D.E.V.A   Dance events - "The Day of The Dead"

 

 

 

D.E.V.A. Skt;

(One who is playful & beautiful; To shine; The illuminated one;

Internal pleasure potency; Divine reality.)

Divine Expressions of Vital Alchemy

DANCE COLLABORATIVE

Facilitated by Debra Sawyer & Hazel Aura G.

 

“DAY OF THE DEAD” DANCE

 

part of The LAKE STREET CHURCH Experience

Rooted, Connected, Transformed”

607 Lake St. / Chicago Ave. Evanston

SUNDAY NOVEMBER 3RD

 

(In order of appearance) :

Candace esslinger – Drum call, Materno de Altares in the north

Weyler Greene – The Grim Reaper, Cuentisto

Lee Stangland –  The observer Angel

Linda ponterelli – Drum call, Materno de Altares in the south

Michael Elliott – Ancestor

Chuck Ginsberg – Ancestor

Debra Sawyer – Materno de Altres in the east

Diane Yoder – Materno de Altres in the west

Hazel Aura G. – Ancestor

Jennifer VanTreeck – Ancestor

Catherine Willows – Ancestor

 

Special Thanks & Praise to :

The Reverend Robert Thompson – for all your support, encouragement & humor

Adrian Griffith - chief bottle washer, button pusher & all around Angel

Regina Rowe – Aztec Shaman : consultant & skull cookie provider

All our Beloved Ancestors

 

Customary observance of “The Day of The Dead” includes: the making of altares (altars) filled with ofrendas (offerings) such as fruits, flowers, incense, candles, hot chocolate, pan de muertos (bread of the dead), as well as photographs of the dead and some of their favorite foods, feasting, visiting, gifting, church attendance, cleaning and decorating family graves, eating and keeping company with the dead in the cemetery.
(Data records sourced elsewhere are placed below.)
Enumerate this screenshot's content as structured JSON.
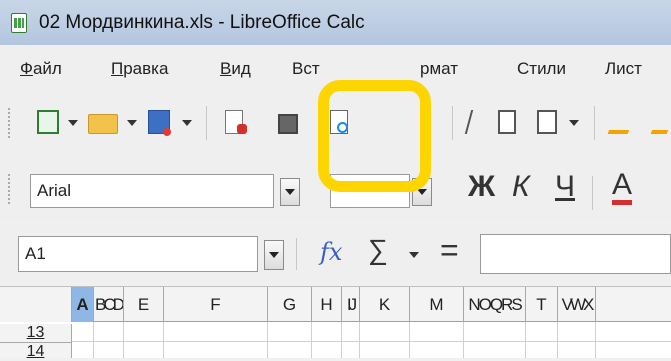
{
  "window": {
    "title": "02 Мордвинкина.xls - LibreOffice Calc",
    "app_icon": "calc-spreadsheet-icon"
  },
  "menu": {
    "items": [
      "Файл",
      "Правка",
      "Вид",
      "Вставка",
      "Формат",
      "Стили",
      "Лист"
    ],
    "visible_text": [
      {
        "pre": "",
        "u": "Ф",
        "post": "айл"
      },
      {
        "pre": "",
        "u": "П",
        "post": "равка"
      },
      {
        "pre": "",
        "u": "В",
        "post": "ид"
      },
      {
        "pre": "Вст",
        "u": "",
        "post": ""
      },
      {
        "pre": "",
        "u": "",
        "post": "рмат"
      },
      {
        "pre": "",
        "u": "",
        "post": "Стили"
      },
      {
        "pre": "",
        "u": "",
        "post": "Лист"
      }
    ]
  },
  "toolbar": {
    "icons": [
      "new-document-icon",
      "open-folder-icon",
      "save-icon",
      "export-pdf-icon",
      "print-icon",
      "print-preview-icon",
      "cut-icon",
      "copy-icon",
      "paste-icon",
      "clone-formatting-icon"
    ]
  },
  "format_toolbar": {
    "font_name": "Arial",
    "font_size": "",
    "bold_label": "Ж",
    "italic_label": "К",
    "underline_label": "Ч",
    "font_color_label": "А"
  },
  "formula_bar": {
    "name_box": "A1",
    "function_wizard": "fx",
    "sum_symbol": "∑",
    "equals_symbol": "=",
    "input_value": ""
  },
  "sheet": {
    "columns": [
      "A",
      "B",
      "C",
      "D",
      "E",
      "F",
      "G",
      "H",
      "I",
      "J",
      "K",
      "M",
      "N",
      "O",
      "Q",
      "R",
      "S",
      "T",
      "V",
      "W",
      "X"
    ],
    "header_labels": [
      "A",
      "BCD",
      "E",
      "F",
      "G",
      "H",
      "IJ",
      "K",
      "M",
      "NOQRS",
      "T",
      "VWX"
    ],
    "selected_column": "A",
    "rows": [
      "13",
      "14"
    ]
  },
  "annotation": {
    "color": "#ffd500"
  }
}
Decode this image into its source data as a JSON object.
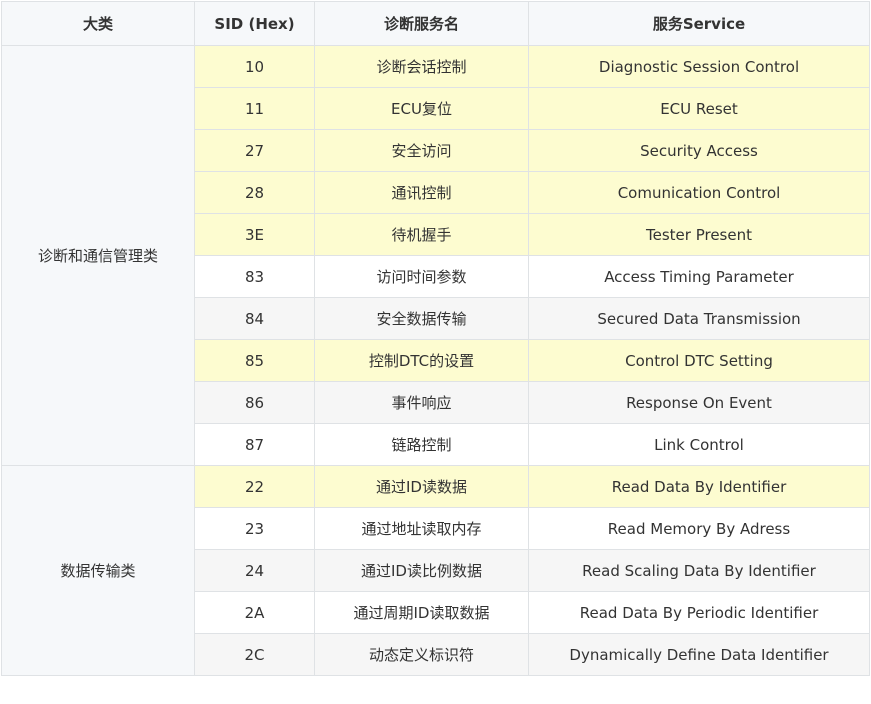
{
  "headers": [
    "大类",
    "SID (Hex)",
    "诊断服务名",
    "服务Service"
  ],
  "colors": {
    "highlight": "#fdfcd0",
    "stripe": "#f6f6f6",
    "header": "#f6f8fa",
    "border": "#dfe2e5"
  },
  "groups": [
    {
      "category": "诊断和通信管理类",
      "rows": [
        {
          "sid": "10",
          "name": "诊断会话控制",
          "service": "Diagnostic Session Control",
          "style": "hl"
        },
        {
          "sid": "11",
          "name": "ECU复位",
          "service": "ECU Reset",
          "style": "hl"
        },
        {
          "sid": "27",
          "name": "安全访问",
          "service": "Security Access",
          "style": "hl"
        },
        {
          "sid": "28",
          "name": "通讯控制",
          "service": "Comunication Control",
          "style": "hl"
        },
        {
          "sid": "3E",
          "name": "待机握手",
          "service": "Tester Present",
          "style": "hl"
        },
        {
          "sid": "83",
          "name": "访问时间参数",
          "service": "Access Timing Parameter",
          "style": "odd"
        },
        {
          "sid": "84",
          "name": "安全数据传输",
          "service": "Secured Data Transmission",
          "style": "even"
        },
        {
          "sid": "85",
          "name": "控制DTC的设置",
          "service": "Control DTC Setting",
          "style": "hl"
        },
        {
          "sid": "86",
          "name": "事件响应",
          "service": "Response On Event",
          "style": "even"
        },
        {
          "sid": "87",
          "name": "链路控制",
          "service": "Link Control",
          "style": "odd"
        }
      ]
    },
    {
      "category": "数据传输类",
      "rows": [
        {
          "sid": "22",
          "name": "通过ID读数据",
          "service": "Read Data By Identifier",
          "style": "hl"
        },
        {
          "sid": "23",
          "name": "通过地址读取内存",
          "service": "Read Memory By Adress",
          "style": "odd"
        },
        {
          "sid": "24",
          "name": "通过ID读比例数据",
          "service": "Read Scaling Data By Identifier",
          "style": "even"
        },
        {
          "sid": "2A",
          "name": "通过周期ID读取数据",
          "service": "Read Data By Periodic Identifier",
          "style": "odd"
        },
        {
          "sid": "2C",
          "name": "动态定义标识符",
          "service": "Dynamically Define Data Identifier",
          "style": "even"
        }
      ]
    }
  ]
}
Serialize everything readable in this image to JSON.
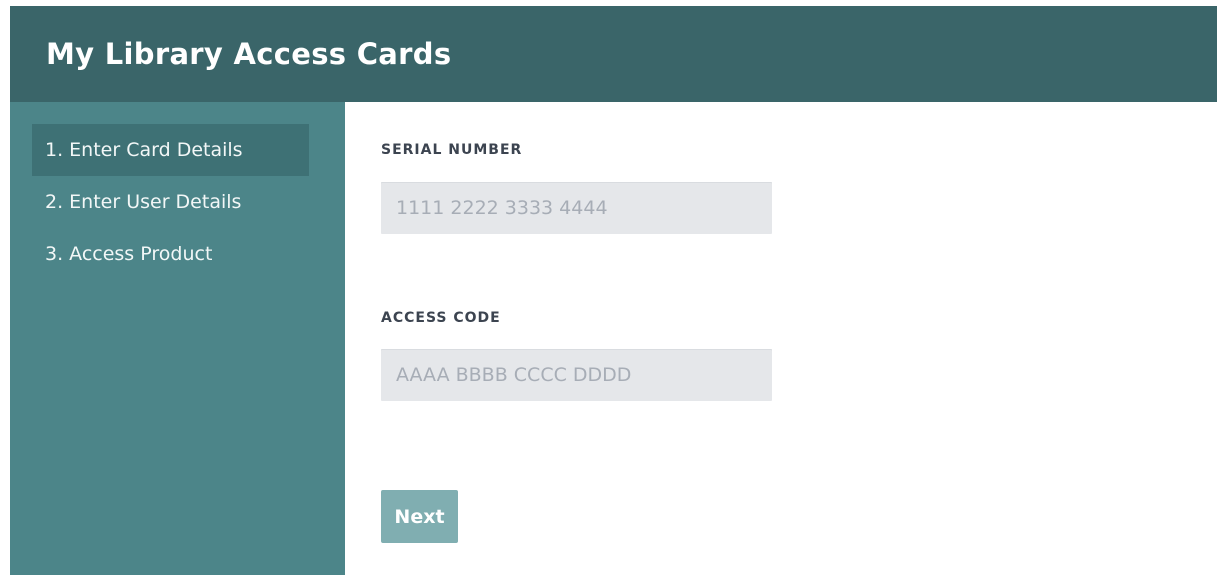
{
  "header": {
    "title": "My Library Access Cards"
  },
  "sidebar": {
    "steps": [
      {
        "label": "1. Enter Card Details",
        "active": true
      },
      {
        "label": "2. Enter User Details",
        "active": false
      },
      {
        "label": "3. Access Product",
        "active": false
      }
    ]
  },
  "form": {
    "serial": {
      "label": "SERIAL NUMBER",
      "value": "",
      "placeholder": "1111 2222 3333 4444"
    },
    "access": {
      "label": "ACCESS CODE",
      "value": "",
      "placeholder": "AAAA BBBB CCCC DDDD"
    },
    "next_label": "Next"
  },
  "colors": {
    "header_bg": "#3a6569",
    "sidebar_bg": "#4c8589",
    "active_step_bg": "#3e7175",
    "input_bg": "#e5e7ea",
    "button_bg": "#80aeb1",
    "label_text": "#3c4450"
  }
}
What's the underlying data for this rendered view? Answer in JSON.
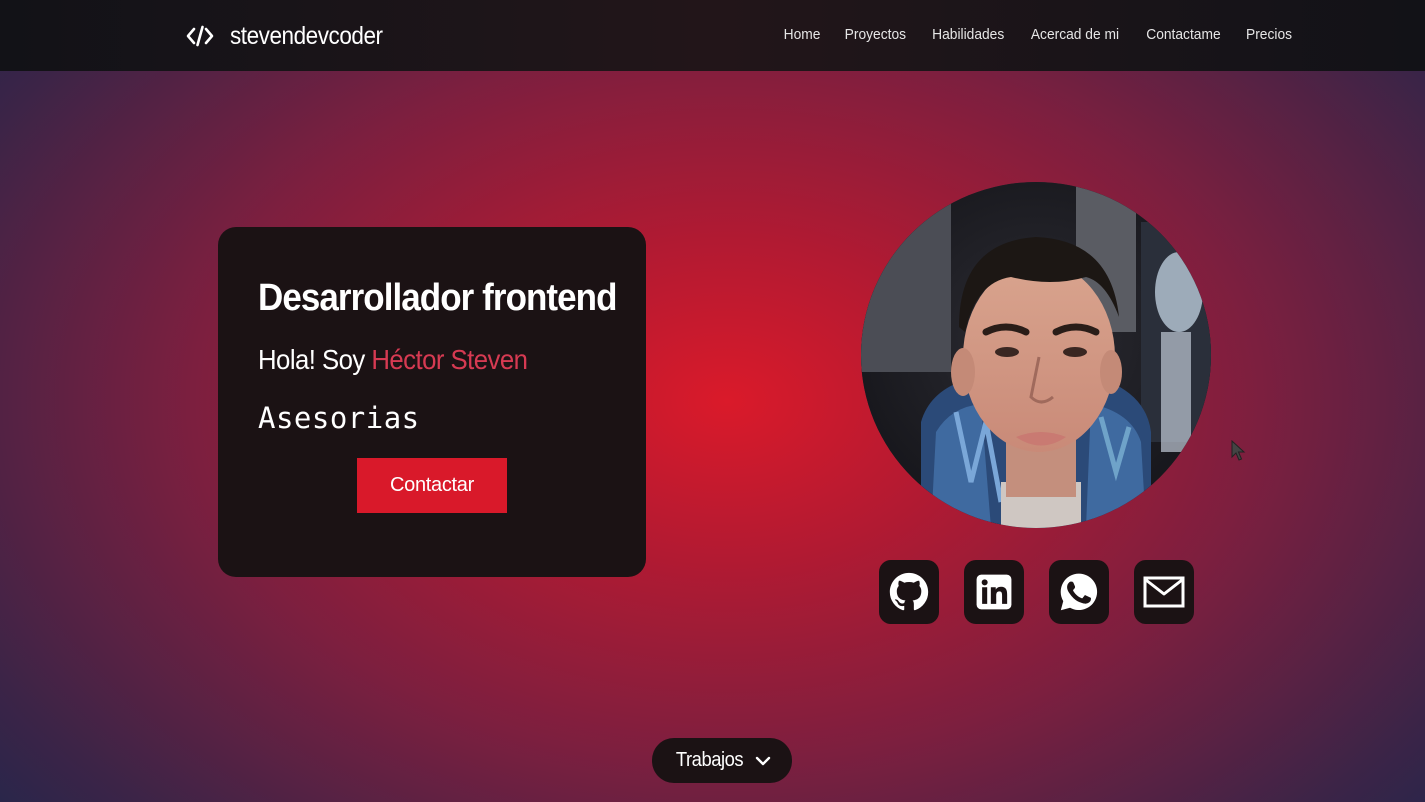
{
  "header": {
    "brand_icon": "code-icon",
    "brand": "stevendevcoder",
    "nav": [
      "Home",
      "Proyectos",
      "Habilidades",
      "Acercad de mi",
      "Contactame",
      "Precios"
    ]
  },
  "hero": {
    "title": "Desarrollador frontend",
    "greeting": "Hola! Soy ",
    "name": "Héctor Steven",
    "typed_text": "Asesorias",
    "cta_label": "Contactar"
  },
  "social": [
    "github-icon",
    "linkedin-icon",
    "whatsapp-icon",
    "mail-icon"
  ],
  "footer": {
    "trabajos_label": "Trabajos",
    "trabajos_icon": "chevron-down-icon"
  },
  "colors": {
    "accent": "#d9192a",
    "name_highlight": "#d63a52",
    "card_bg": "#1b1214"
  }
}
You'll find the festival decorated with bright yellow-orange marigolds, as well as the animated figures of calacas (skeletons).  You might hear special songs & poems (calaveras) during the celebration, or write one of your own.  These range from satirical poems poking fun at someone, to rhymes about death, to songs about someone you cherish.  In the middle of this fun and reverence, you will certainly see ofrendas – gifts, and an altar dedicated to remembrance. Unlike the American need to find fear during this season, this ancient holiday mixes fun, reverence, remembrance and respect.  It's a season when you get to spend time with those who have passed into the next realm and think about yourself with future generations. Unlike the Spaniards, who viewed death as the end of life, the natives viewed it as the continuation of life. Instead of fearing death, they embraced it. To them, life was a dream and only in the spiritual realm did they become truly awake. PEACE

STRADDLE THE THRESHOLD BETWEEN THE WORLDS

THE MYSTIC FACE PIERCING THE VEIL

DIVINING THE FUTURE

THE SCORCHING EYE SIDE SEEING INTO THE GRAVE

PLEASURING THE PAST TO CELEBRATE THE DEAD

& REMIND THEM OF THE WOMB OF THE GREAT MOTHER

 

SET EXTRA PLACES AT THE TABLE

TO MARK THE HIGH HOLY DAY

LEAVE OFFERINGS FOR THE FEAST OF SPIRITS

WHEN THE SAINTS COME OUT TO PLAY

 

BREATHE IN THE MIST

THAT RISES AT MIDNIGHT

FROM THE BURIAL MOUNDS

& SPEAK WITH THE VOICE OF THE ABYSS

AN ORACLE FOR THE NEW YEAR

GREETING CHAOS WITH A KISS

 

THE GATES OF FAERY STAND OPEN

IN TIME OUT OF TIME

EVERYWHERE & NOWHERE - HERE & THERE

WHEN THE HARVEST SICKLE SWINGS

& THE ATMOSPHERE IS RARE

ALL SOULS MUST RETURN AT COCK-CROW

WHEN THE TRICK CAN NO LONGER DARE

 

ONLY NOW

LET THE DEAD WALK

TO SHOW THE LIVING

THAT EVERY ENDING

IS BUT A NEW BEGINNING

Brown Bough & Besom                   Hazel Aura G.